Flipping between outrage and incredulity, Agnifilo downplayed the so-called “freak-offs” that were the heart of the government’s case against Combs. He called them “beautiful” gatherings filled with nice music, good food, and “vulnerable” intimacy. “You want to call it swingers, you want to call it threesomes, whatever you want to call it, that’s what it is. That’s what the evidence shows,” Agnifilo said of Combs hiring male escorts to have sex with his girlfriends. “He wouldn’t think in a million years that there’s anything wrong with it.”
The jury seemed to agree, acquitting Combs of sex-trafficking both Ventura and Jane. He was also cleared of using a team of high-ranking staffers, security members, and “young and eager” personal assistants that were more akin to foot soldiers as part of a racketeering conspiracy.
Combs appeared confident throughout the trial, so much so that his high-powered defense team did not put on any witnesses when presenting their defense. Instead, his attorneys read aloud a series of texts between Ventura and Combs, where the R&B singer seemingly expressed eagerness about the dayslong, drug-fueled encounters. Within 25 minutes, they rested, confident the evidence — or lack thereof — was in their favor.
The government claimed that from 2004 up until his September 2024 arrest, Combs was the leader of a racketeering conspiracy that largely revolved around his sex life with his girlfriends. As part of the enterprise, Combs and his alleged co-conspirators were accused of carrying out crimes at their boss’ direction, including three separate instances of kidnapping; firebombing Kid Cudi’s car over the musician’s fling with Ventura; bribing a hotel employee with $100,000 to make damning footage of Combs attacking Ventura disappear; witness tampering and drug distribution, among others.

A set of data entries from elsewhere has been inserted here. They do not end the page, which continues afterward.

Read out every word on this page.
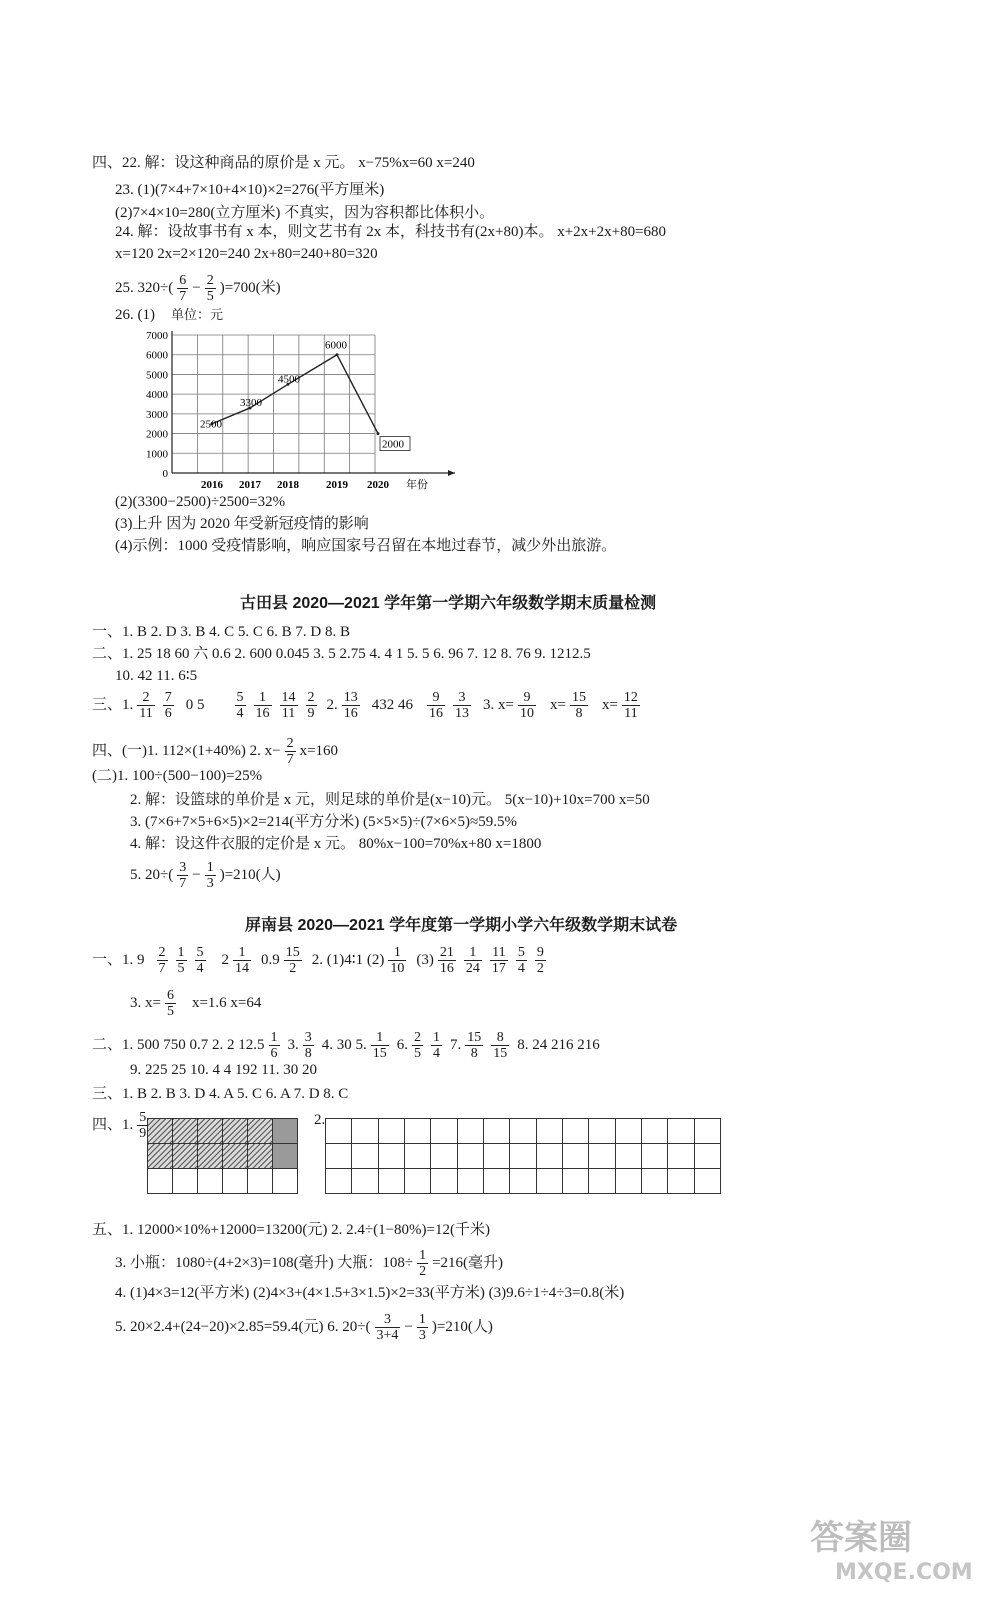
四、22. 解：设这种商品的原价是 x 元。 x−75%x=60 x=240
23. (1)(7×4+7×10+4×10)×2=276(平方厘米)
(2)7×4×10=280(立方厘米) 不真实，因为容积都比体积小。
24. 解：设故事书有 x 本，则文艺书有 2x 本，科技书有(2x+80)本。 x+2x+2x+80=680
x=120 2x=2×120=240 2x+80=240+80=320
25. $320\div( \frac{6}{7} - \frac{2}{5} )=700$(米)
26. (1) 单位：元
0
1000
2000
3000
4000
5000
6000
7000
2500
3300
4500
6000
2000
2016 2017 2018 2019 2020 年份
(2)(3300−2500)÷2500=32%
(3)上升 因为 2020 年受新冠疫情的影响
(4)示例：1000 受疫情影响，响应国家号召留在本地过春节，减少外出旅游。
古田县 2020—2021 学年第一学期六年级数学期末质量检测
一、1. B 2. D 3. B 4. C 5. C 6. B 7. D 8. B
二、1. 25 18 60 六 0.6 2. 600 0.045 3. 5 2.75 4. 4 1 5. 5 6. 96 7. 12 8. 76 9. 1212.5
10. 42 11. 6∶5
三、1. $\frac{2}{11} \frac{7}{6} 0$ $5 \frac{5}{4} \frac{1}{16} \frac{14}{11} \frac{2}{9} 2$. $\frac{13}{16} 432$ $46 \frac{9}{16} \frac{3}{13} 3$. $x= \frac{9}{10} x= \frac{15}{8} x= \frac{12}{11}$
四、(一)1. 112×(1+40%) 2. $x- \frac{2}{7} x=160$
(二)1. 100÷(500−100)=25%
2. 解：设篮球的单价是 x 元，则足球的单价是(x−10)元。 5(x−10)+10x=700 x=50
3. (7×6+7×5+6×5)×2=214(平方分米) (5×5×5)÷(7×6×5)≈59.5%
4. 解：设这件衣服的定价是 x 元。 80%x−100=70%x+80 x=1800
5. $20\div( \frac{3}{7} - \frac{1}{3} )=210$(人)
屏南县 2020—2021 学年度第一学期小学六年级数学期末试卷
一、1. $9 \frac{2}{7} \frac{1}{5} \frac{5}{4} 2 \frac{1}{14} 0.9 \frac{15}{2} 2$. (1)4∶1 $(2) \frac{1}{10} (3) \frac{21}{16} \frac{1}{24} \frac{11}{17} \frac{5}{4} \frac{9}{2}$
3. $x= \frac{6}{5} x=1.6$ x=64
二、1. 500 750 0.7 2. 2 $12.5 \frac{1}{6} 3$. $\frac{3}{8} 4$. 30 5. $\frac{1}{15} 6$. $\frac{2}{5} \frac{1}{4} 7$. $\frac{15}{8} \frac{8}{15} 8$. 24 216 216
9. 225 25 10. 4 4 192 11. 30 20
三、1. B 2. B 3. D 4. A 5. C 6. A 7. D 8. C
四、1. $\frac{5}{9}$	2.
五、1. 12000×10%+12000=13200(元) 2. 2.4÷(1−80%)=12(千米)
3. 小瓶：1080÷(4+2×3)=108(毫升) 大瓶：$108\div \frac{1}{2} =216$(毫升)
4. (1)4×3=12(平方米) (2)4×3+(4×1.5+3×1.5)×2=33(平方米) (3)9.6÷1÷4÷3=0.8(米)
5. 20×2.4+(24−20)×2.85=59.4(元) 6. $20\div( \frac{3}{3+4} - \frac{1}{3} )=210$(人)
答案圈
MXQE.COM
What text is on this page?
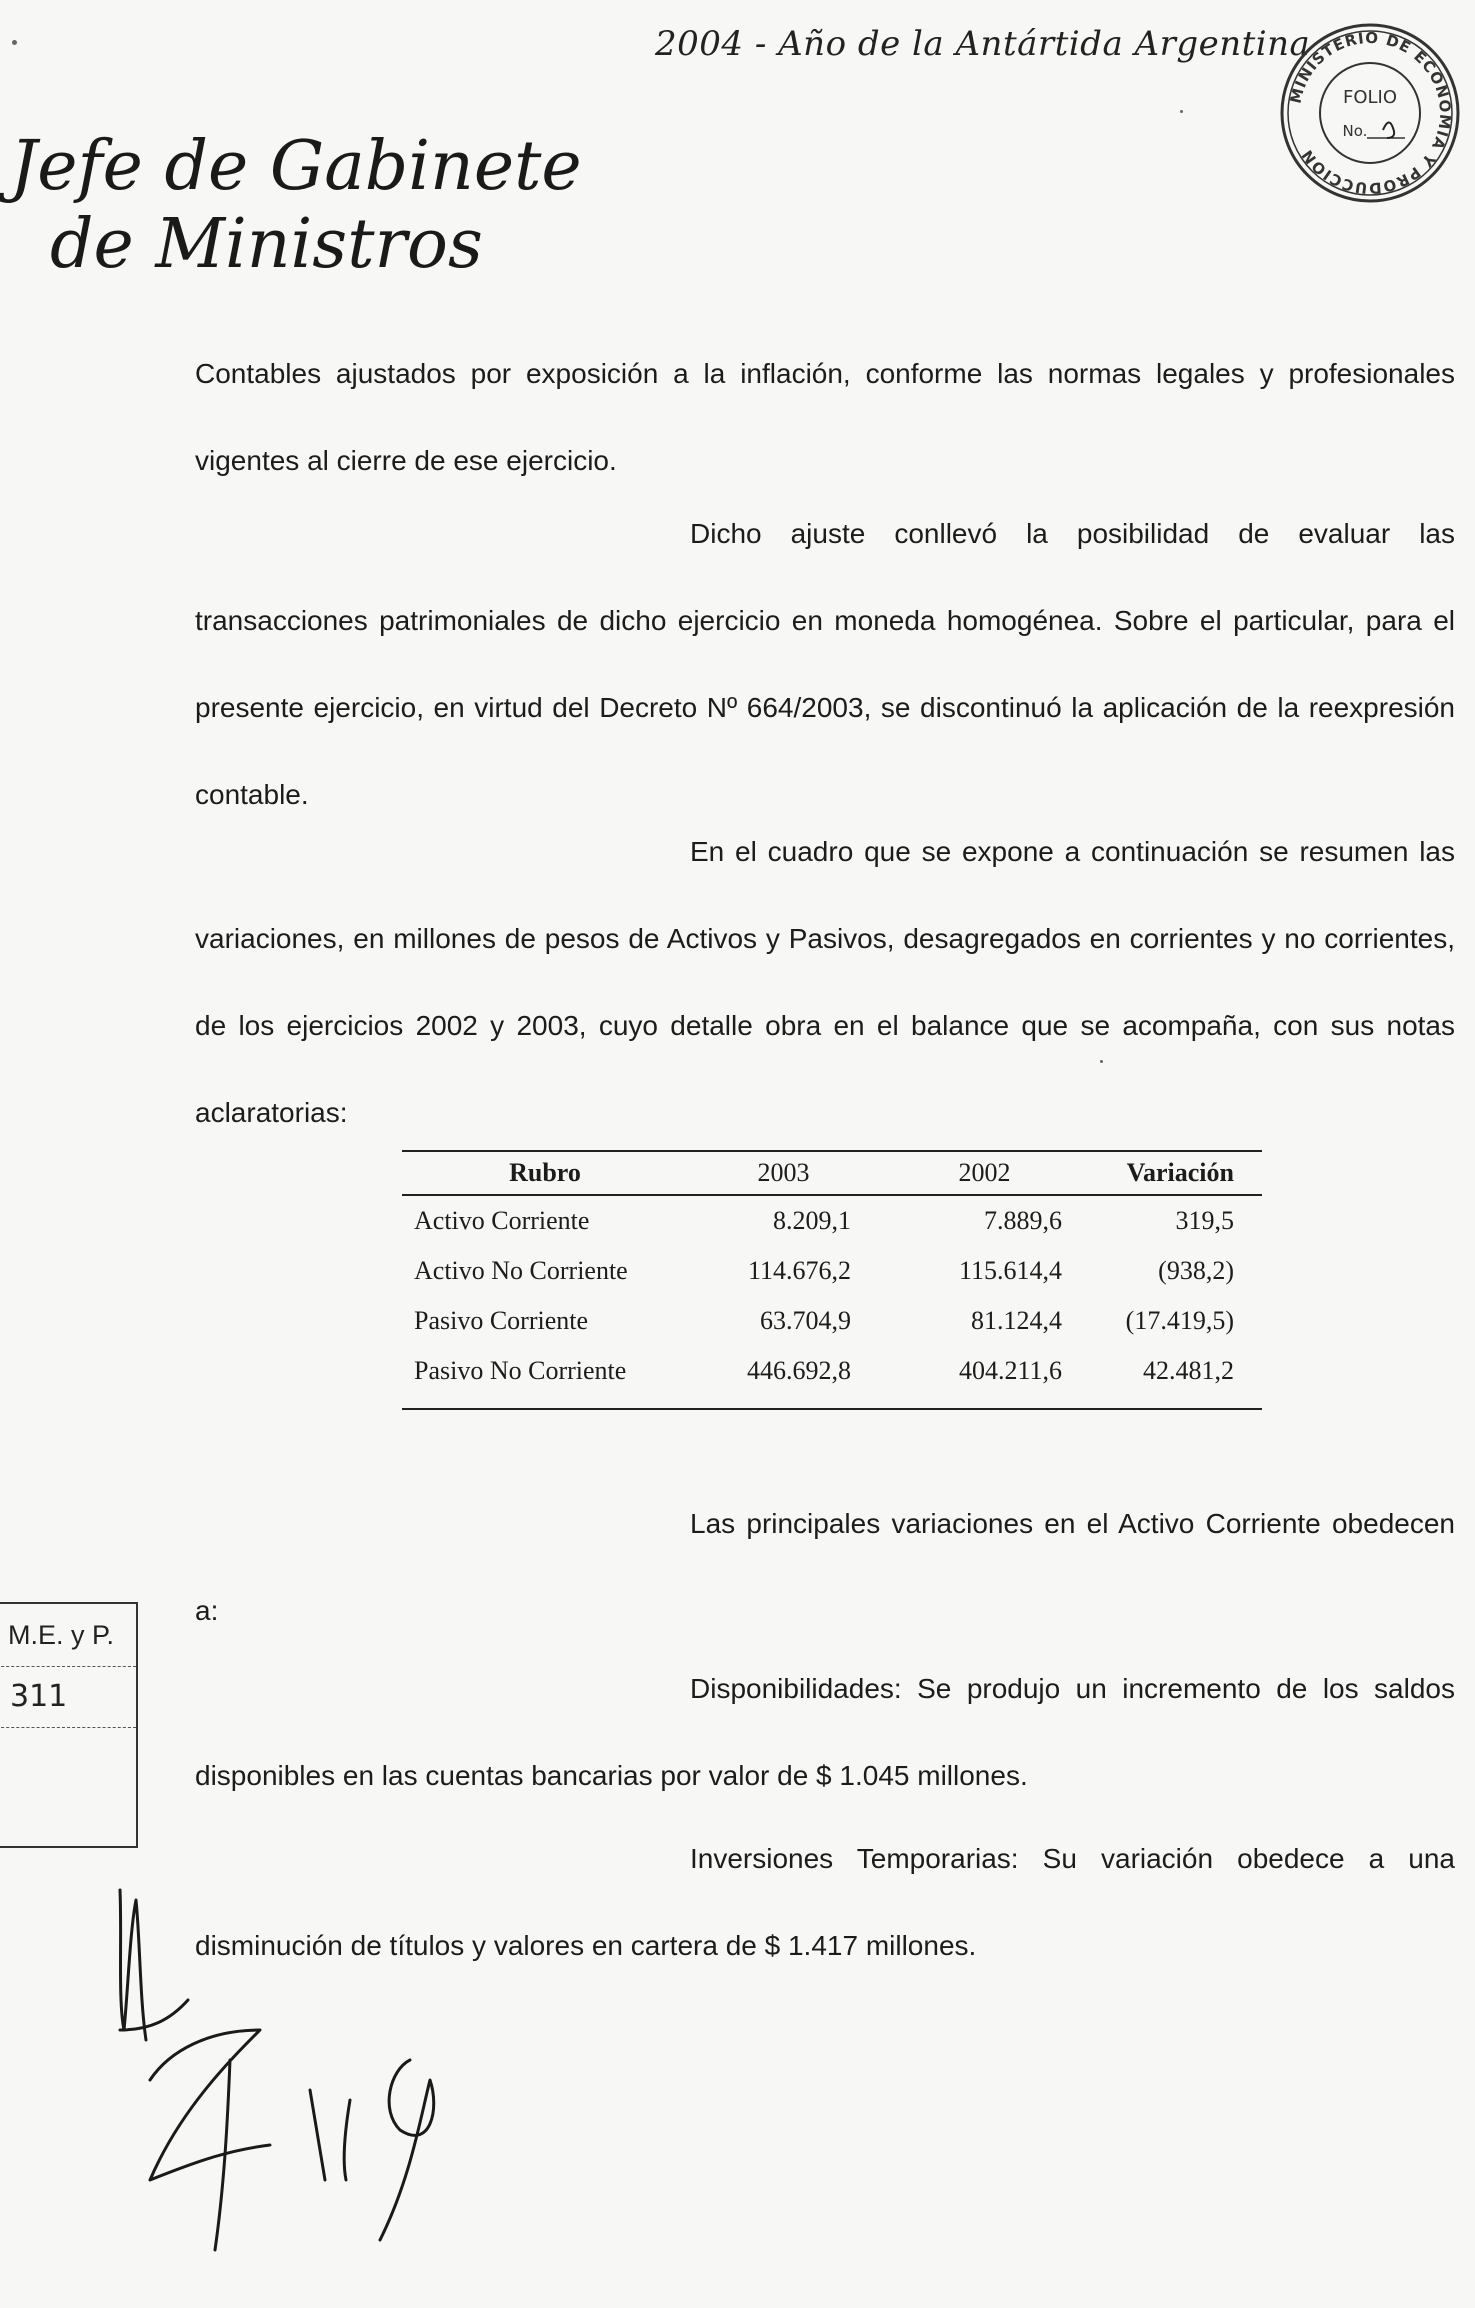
2004 - Año de la Antártida Argentina
MINISTERIO DE ECONOMIA Y PRODUCCION
FOLIO
No.
Jefe de Gabinete
de Ministros

Contables ajustados por exposición a la inflación, conforme las normas legales y profesionales vigentes al cierre de ese ejercicio.

Dicho ajuste conllevó la posibilidad de evaluar las transacciones patrimoniales de dicho ejercicio en moneda homogénea. Sobre el particular, para el presente ejercicio, en virtud del Decreto Nº 664/2003, se discontinuó la aplicación de la reexpresión contable.

En el cuadro que se expone a continuación se resumen las variaciones, en millones de pesos de Activos y Pasivos, desagregados en corrientes y no corrientes, de los ejercicios 2002 y 2003, cuyo detalle obra en el balance que se acompaña, con sus notas aclaratorias:

Rubro	2003	2002	Variación
Activo Corriente	8.209,1	7.889,6	319,5
Activo No Corriente	114.676,2	115.614,4	(938,2)
Pasivo Corriente	63.704,9	81.124,4	(17.419,5)
Pasivo No Corriente	446.692,8	404.211,6	42.481,2

Las principales variaciones en el Activo Corriente obedecen a:

Disponibilidades: Se produjo un incremento de los saldos disponibles en las cuentas bancarias por valor de $ 1.045 millones.

Inversiones Temporarias: Su variación obedece a una disminución de títulos y valores en cartera de $ 1.417 millones.

M.E. y P.
311
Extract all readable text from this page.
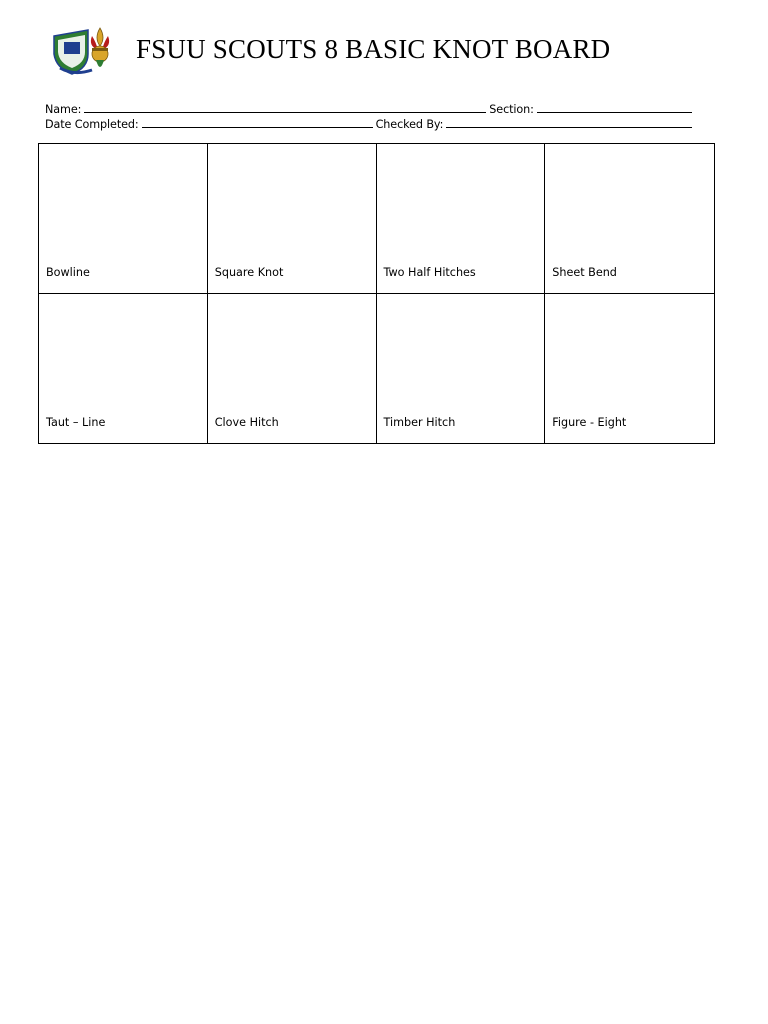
FSUU SCOUTS 8 BASIC KNOT BOARD
Name:	Section:
Date Completed:	Checked By:
Bowline	Square Knot	Two Half Hitches	Sheet Bend
Taut – Line	Clove Hitch	Timber Hitch	Figure - Eight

Throughout the alleged racketeering conspiracy, Combs was sex-trafficking his girlfriends, prosecutors alleged, first with Ventura between 2009 and 2018, and then with Jane between January 2021 and September 2024. He allegedly paid for male escorts to fly in from various cities to join him in Los Angeles, New York, Miami, and Turks and Caicos, paying them in cash after the men had sex with his girlfriends.
This is not the first time Combs has emerged largely unscathed from a criminal trial where the weight of the law seemed stacked against him. The man who was known to wear a gold Lazarus chain was facing 15 years in prison over his alleged role in a 1999 nightclub shooting — his future ascent to running a billion-dollar empire hanging in the balance. But he walked free in March 2001, hugging his mother Janice outside a courthouse just a few blocks away from the federal courthouse where Combs could soon depart.
And although no criminal charges were ever filed, New York City officials were pointing fingers at a 22-year-old Combs for his part in promoting and overselling a charity basketball game at City College of New York in December 1991, where nine people died in a stampede. After issuing apologies and settling several civil lawsuits, the tragedy became a footnote in Combs’ legacy as he went on to found his iconic label Bad Boy Records in 1993 and discover the Notorious B.I.G.
Combs still faces more than 50 civil lawsuits. Ventura’s lawsuit, which was settled for $20 million within 24 hours, sparked a tidal wave of similar allegations from both men and women. The alleged sexual assaults were sprinkled throughout Combs’ three-decade career beginning in 1990, and as recently as July 2024, as models, music-industry figures, and people who had one-off encounters claim Combs preyed on them.
Combs had vehemently denied all accusations of sexual assault. “Mr. Combs has never sexually assaulted or sex-trafficked anyone — man or woman, adult or minor,” his legal team has previously said in a statement.